Three apprentices banded together and agreed to work in the same town, but they had grown so poor that they thought they had to separate. A richly dressed man asked them to help him for money. One noticed that he had a horse's foot, but though he was the Devil, he assured them that he only wanted a soul that was already half his and not theirs. He gave them money and told them that, whenever they were spoken to, the first one was to say "All three of us"; the second, "For money"; and the third, "And quite right too!"

They went and lived in an inn. The innkeeper thought they were mad, and they saw everything that happened there. A merchant gave the innkeeper money to take care of, for fear the apprentices would steal it.
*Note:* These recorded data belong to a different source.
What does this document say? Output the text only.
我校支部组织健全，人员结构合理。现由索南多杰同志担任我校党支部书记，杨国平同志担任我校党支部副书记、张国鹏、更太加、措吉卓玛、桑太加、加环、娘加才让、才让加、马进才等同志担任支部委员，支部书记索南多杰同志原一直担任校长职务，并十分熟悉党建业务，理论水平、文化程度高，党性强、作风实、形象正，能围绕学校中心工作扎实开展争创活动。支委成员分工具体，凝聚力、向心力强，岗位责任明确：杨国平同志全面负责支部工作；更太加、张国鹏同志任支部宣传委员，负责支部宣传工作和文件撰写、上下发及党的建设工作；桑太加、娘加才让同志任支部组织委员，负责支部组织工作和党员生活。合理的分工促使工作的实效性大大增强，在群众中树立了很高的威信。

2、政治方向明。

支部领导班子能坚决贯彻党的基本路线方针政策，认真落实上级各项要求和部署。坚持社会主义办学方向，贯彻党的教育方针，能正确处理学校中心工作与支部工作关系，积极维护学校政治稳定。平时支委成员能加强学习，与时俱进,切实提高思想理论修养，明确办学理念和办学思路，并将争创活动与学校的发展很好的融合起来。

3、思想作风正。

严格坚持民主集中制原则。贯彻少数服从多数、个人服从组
The innkeeper murdered the merchant in the night and blamed the apprentices; their answers to the questions seemed confessions of guilt, but the Devil appeared as they were about to be executed and freed them. They then announced that the innkeeper was the murderer, and where the bodies were to be found. The innkeeper was executed, the Devil got his soul, and the three apprentices had money for the rest of their lives.